Look ma, no mouse: tips and tricks
Repeatedly reaching for your mouse slows you down in the short term, and in the long term brings on health problems (RSI). To stay fast and healthy, keep your hands on your keyboard. To keep your hands there, this series, “Look ma, no mouse!” will guide you through easy to use tools to use your keyboard to control your computer instead of your mouse.
In this piece, we’ll look at a few tips and tricks to do so.
Mouse clicks from the keyboard
Even with i3 and vimium, sometimes the browser is out of focus and needs a simple mouse click (especially if we use Ctrl+L). To do this with they keyboard, we’ll bust out xte, an easy to use keyboard and mouse input simulator. It can do a lot more than click, but clicking is what we’re after.
Install:
sudo apt install -y xautomation
Use in the terminal:
echo mouseclick 1 | xte
Integrate left, middle, and right click into i3 by adding the following to i3’s config:
bindsym $mod+Shift+A exec "echo mouseclick 1 | xte"
bindsym $mod+Shift+S exec "echo mouseclick 2 | xte"
bindsym $mod+Shift+D exec "echo mouseclick 3 | xte"

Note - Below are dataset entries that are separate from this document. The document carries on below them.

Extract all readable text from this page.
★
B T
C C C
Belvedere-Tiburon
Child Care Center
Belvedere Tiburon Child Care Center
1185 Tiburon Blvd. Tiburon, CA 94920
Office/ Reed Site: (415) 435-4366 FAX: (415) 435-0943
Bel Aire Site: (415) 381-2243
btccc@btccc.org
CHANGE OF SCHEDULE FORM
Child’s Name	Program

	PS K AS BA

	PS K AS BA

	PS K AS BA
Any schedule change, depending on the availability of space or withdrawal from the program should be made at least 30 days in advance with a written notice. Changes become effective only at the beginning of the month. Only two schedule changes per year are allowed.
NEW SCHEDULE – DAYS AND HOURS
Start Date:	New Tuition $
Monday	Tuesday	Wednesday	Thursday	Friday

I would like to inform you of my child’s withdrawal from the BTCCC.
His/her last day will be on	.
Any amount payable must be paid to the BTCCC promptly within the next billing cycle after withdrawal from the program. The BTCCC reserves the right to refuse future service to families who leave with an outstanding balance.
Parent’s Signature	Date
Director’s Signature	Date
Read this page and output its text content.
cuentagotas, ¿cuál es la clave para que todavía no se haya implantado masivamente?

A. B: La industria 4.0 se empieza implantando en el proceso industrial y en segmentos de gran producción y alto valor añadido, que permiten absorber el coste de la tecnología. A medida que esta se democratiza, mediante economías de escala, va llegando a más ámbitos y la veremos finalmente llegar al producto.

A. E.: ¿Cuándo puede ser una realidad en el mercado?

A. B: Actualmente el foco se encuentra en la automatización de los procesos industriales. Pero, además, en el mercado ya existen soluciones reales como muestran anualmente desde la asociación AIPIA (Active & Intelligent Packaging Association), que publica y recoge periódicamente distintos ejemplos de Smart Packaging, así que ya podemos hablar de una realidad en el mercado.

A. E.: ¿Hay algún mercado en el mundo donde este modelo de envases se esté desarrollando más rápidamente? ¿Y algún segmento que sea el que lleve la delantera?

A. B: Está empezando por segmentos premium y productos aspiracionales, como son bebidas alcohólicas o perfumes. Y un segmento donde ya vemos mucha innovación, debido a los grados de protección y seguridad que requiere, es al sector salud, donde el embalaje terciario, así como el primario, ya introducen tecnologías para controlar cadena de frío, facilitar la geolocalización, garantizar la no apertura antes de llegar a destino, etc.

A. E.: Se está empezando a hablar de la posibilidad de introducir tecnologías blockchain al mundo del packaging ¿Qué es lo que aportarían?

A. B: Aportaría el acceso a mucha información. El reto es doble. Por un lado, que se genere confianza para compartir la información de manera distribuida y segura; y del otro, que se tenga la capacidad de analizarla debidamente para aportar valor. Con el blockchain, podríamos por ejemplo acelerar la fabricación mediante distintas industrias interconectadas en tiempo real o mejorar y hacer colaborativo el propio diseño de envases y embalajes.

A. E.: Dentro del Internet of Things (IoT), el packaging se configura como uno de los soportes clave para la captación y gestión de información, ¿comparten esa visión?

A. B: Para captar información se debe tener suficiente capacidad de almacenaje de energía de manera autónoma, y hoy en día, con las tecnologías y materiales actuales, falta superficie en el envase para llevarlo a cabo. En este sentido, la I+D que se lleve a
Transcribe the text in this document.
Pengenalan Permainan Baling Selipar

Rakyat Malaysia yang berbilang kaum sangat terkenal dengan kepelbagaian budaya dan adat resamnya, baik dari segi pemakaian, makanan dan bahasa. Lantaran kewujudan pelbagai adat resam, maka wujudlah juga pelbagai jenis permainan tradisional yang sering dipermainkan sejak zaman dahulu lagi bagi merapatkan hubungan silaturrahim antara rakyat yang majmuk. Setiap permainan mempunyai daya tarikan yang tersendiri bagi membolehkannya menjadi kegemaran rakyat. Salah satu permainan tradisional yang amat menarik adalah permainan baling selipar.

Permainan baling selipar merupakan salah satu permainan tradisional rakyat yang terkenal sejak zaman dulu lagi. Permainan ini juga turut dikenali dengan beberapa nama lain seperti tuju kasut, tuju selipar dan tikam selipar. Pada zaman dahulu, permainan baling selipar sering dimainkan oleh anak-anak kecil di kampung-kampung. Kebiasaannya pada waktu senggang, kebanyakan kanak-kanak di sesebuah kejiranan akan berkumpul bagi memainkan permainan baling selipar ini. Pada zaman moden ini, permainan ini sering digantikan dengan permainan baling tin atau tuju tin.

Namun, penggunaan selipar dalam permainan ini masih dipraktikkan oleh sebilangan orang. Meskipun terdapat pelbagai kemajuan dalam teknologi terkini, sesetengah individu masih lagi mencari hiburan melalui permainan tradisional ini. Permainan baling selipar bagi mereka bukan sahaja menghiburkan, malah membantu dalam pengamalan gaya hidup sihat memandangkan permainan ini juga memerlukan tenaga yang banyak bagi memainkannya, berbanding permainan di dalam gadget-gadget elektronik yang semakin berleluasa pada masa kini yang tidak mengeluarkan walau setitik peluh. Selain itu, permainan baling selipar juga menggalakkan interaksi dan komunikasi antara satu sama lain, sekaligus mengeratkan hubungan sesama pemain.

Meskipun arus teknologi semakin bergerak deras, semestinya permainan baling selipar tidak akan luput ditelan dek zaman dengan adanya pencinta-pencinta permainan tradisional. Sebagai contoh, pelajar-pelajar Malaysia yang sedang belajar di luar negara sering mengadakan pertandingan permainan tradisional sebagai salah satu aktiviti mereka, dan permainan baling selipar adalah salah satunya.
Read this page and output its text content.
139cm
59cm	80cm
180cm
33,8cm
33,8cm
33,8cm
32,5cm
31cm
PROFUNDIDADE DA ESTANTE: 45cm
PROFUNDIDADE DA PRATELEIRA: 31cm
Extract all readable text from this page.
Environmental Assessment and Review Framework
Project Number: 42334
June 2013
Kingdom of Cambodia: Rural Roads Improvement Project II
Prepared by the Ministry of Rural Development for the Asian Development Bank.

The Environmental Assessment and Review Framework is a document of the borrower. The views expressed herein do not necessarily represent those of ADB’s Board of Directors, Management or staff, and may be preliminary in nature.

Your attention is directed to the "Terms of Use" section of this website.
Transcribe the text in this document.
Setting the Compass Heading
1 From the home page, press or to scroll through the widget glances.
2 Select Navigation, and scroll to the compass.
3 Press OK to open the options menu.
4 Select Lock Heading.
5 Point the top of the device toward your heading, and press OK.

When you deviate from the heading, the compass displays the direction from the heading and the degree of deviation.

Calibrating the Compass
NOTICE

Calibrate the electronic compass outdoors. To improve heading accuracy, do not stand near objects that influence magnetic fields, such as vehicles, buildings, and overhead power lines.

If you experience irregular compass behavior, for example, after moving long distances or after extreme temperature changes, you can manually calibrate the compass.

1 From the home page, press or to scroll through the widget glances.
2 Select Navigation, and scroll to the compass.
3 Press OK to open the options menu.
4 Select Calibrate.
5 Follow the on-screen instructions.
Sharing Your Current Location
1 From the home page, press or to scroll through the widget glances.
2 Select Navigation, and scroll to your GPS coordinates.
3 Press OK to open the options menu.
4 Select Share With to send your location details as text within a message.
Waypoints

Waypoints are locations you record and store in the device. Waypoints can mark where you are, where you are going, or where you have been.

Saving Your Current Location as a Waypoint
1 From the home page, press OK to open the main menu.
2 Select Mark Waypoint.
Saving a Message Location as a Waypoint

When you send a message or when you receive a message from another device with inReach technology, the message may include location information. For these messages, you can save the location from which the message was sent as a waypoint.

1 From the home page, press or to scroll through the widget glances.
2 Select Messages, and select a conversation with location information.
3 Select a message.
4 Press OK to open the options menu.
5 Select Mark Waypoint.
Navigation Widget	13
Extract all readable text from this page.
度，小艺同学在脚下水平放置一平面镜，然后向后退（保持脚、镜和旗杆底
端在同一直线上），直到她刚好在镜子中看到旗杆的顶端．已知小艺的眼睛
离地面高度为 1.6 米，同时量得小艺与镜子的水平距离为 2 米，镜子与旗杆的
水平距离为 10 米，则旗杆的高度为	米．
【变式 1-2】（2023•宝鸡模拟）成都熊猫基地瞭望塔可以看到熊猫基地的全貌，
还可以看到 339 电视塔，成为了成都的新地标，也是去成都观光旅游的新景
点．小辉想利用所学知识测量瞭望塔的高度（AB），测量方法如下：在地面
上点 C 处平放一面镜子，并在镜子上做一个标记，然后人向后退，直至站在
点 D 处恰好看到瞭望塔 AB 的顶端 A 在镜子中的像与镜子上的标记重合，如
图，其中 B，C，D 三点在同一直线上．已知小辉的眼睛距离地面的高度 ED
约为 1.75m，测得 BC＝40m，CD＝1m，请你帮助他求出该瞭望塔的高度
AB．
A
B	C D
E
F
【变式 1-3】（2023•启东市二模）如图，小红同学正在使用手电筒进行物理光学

xte can also move the mouse with the keyboard too, but personally, I rarely need to move the mouse so it’s more cumbersome than it’s worth.
Pull Down the Menu Bar
F10. A small, but useful trick for GUI applications, F10 brings down the menu bar which you can then navigate with using arrow keys. Alternatively, Alt, and then the letter of an underlined menu item selects that menu item.
Keyboard copying text from the terminal
In a GUI editor like gmail, we can select text with the keyboard (Ctrl+Shift+arrow keys), but not in a terminal. As such, in gnome-terminal for linux and iterm2 for mac, using the mouse is the standard way to copy text. Let’s fix that:
pbcopy
pbcopy’s a really useful tool, it copies text passed into it on stdin.
On linux, install xsel and alias it to pbcopy
sudo apt install -y xsel
alias pbcopy='xsel --clipboard --input'
On mac, pbcopy is built in.
Now we can copy text directly in the terminal:
echo copy me | pbcopy
copies the text into the terminal. This works great if the text we want to copy is the output of a command, but what if we want to copy text already output into our terminal. We’ll need tmux.
tmux
Tmux is a real upgrade on the terminal experience and indispensable for remote sessions, but today we’ll just cover its copy mode.
Install:
sudo apt install -y tmux
Run:
tmux
Your terminal will clear and in the bottom you’ll see a green bar.
Now generate some text, personally I like seq:
seq 20
Now to copy the numbers 8 through 14, press Ctrl+b then [
In the upper right hand corner, you should see [0/0] in yellow.
Now use k from vi conventions to navigate up to the number 8. Press space (like in vi) to start selecting, and navigate to 14 with j and press enter to “copy”. Type
tmux saveb -
It should output 8 through 14. However if you type pbpaste, it will still show “copy me” That’s because tmux maintains its own separate copy buffer from the system clipboard. To copy the text from tmux into the system clipboard, combine these commands.
tmux saveb - | pbcopy
tmux saveb - will output the contents of the copy buffer and pbcopy takes them and copies them to the clipboard. Personally I have an alias tmux-to-cp for this. Although there’s the “set-clipboard on” configuration option in tmux, it didn’t work on my computer so I cannot recommend it.